Common mistakes when loading a state dict include:

  • Not matching the model architecture exactly with the saved state dict.
  • Forgetting to call model.eval() after loading if you want to run inference.
  • Loading a state dict saved on GPU to a CPU model without specifying map_location.

Example of loading a GPU saved model on CPU:

python
# Wrong way (may cause error if saved on GPU but loading on CPU)
# model.load_state_dict(torch.load(PATH))

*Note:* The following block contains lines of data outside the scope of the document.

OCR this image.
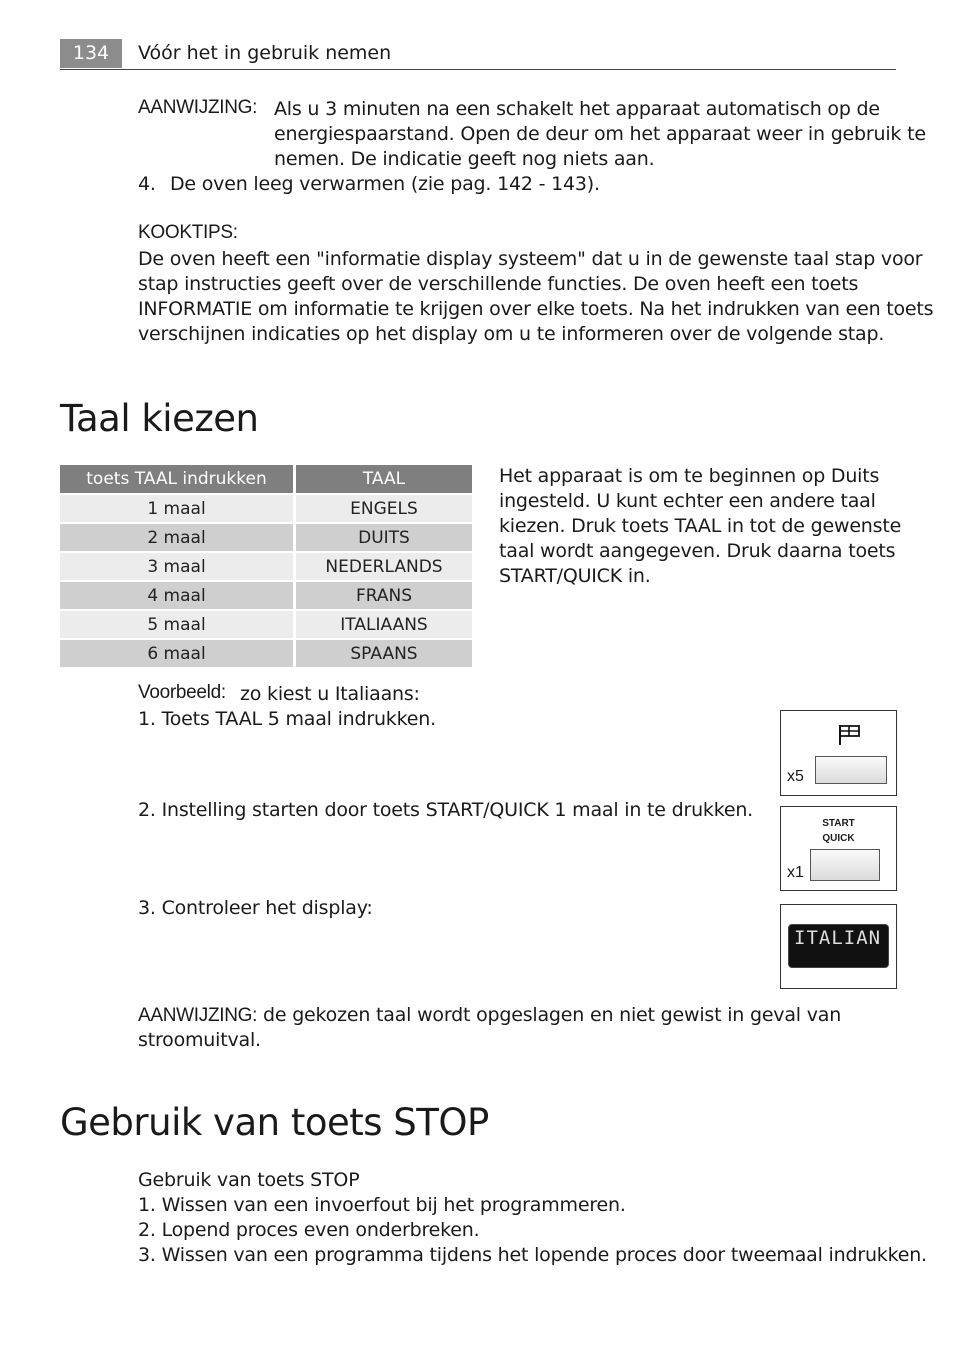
134	Vóór het in gebruik nemen
AANWIJZING: Als u 3 minuten na een schakelt het apparaat automatisch op de
energiespaarstand. Open de deur om het apparaat weer in gebruik te
nemen. De indicatie geeft nog niets aan.
4. De oven leeg verwarmen (zie pag. 142 - 143).
KOOKTIPS:
De oven heeft een "informatie display systeem" dat u in de gewenste taal stap voor
stap instructies geeft over de verschillende functies. De oven heeft een toets
INFORMATIE om informatie te krijgen over elke toets. Na het indrukken van een toets
verschijnen indicaties op het display om u te informeren over de volgende stap.
Taal kiezen
toets TAAL indrukken	TAAL
1 maal	ENGELS
2 maal	DUITS
3 maal	NEDERLANDS
4 maal	FRANS
5 maal	ITALIAANS
6 maal	SPAANS
Het apparaat is om te beginnen op Duits
ingesteld. U kunt echter een andere taal
kiezen. Druk toets TAAL in tot de gewenste
taal wordt aangegeven. Druk daarna toets
START/QUICK in.
Voorbeeld: zo kiest u Italiaans:
1. Toets TAAL 5 maal indrukken.
2. Instelling starten door toets START/QUICK 1 maal in te drukken.
3. Controleer het display:
x5
START
QUICK
x1
ITALIAN
AANWIJZING: de gekozen taal wordt opgeslagen en niet gewist in geval van
stroomuitval.
Gebruik van toets STOP
Gebruik van toets STOP
1. Wissen van een invoerfout bij het programmeren.
2. Lopend proces even onderbreken.
3. Wissen van een programma tijdens het lopende proces door tweemaal indrukken.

# Correct way for CPU loading
model.load_state_dict(torch.load(PATH, map_location=torch.device('cpu')))
📊

Quick Reference

  • Use torch.save(model.state_dict(), PATH) to save model parameters.
  • Use model.load_state_dict(torch.load(PATH)) to load parameters.
  • Call model.eval() after loading for evaluation mode.
  • Use map_location if loading on different device than saved.

Key Takeaways

Use model.load_state_dict(torch.load(PATH)) to load saved model parameters.
Ensure model architecture matches the saved state dict exactly.
Use map_location=torch.device('cpu') when loading GPU models on CPU.
Call model.eval() after loading for inference to disable dropout/batchnorm training behavior.
Save and load only the state dict, not the entire model object, for flexibility.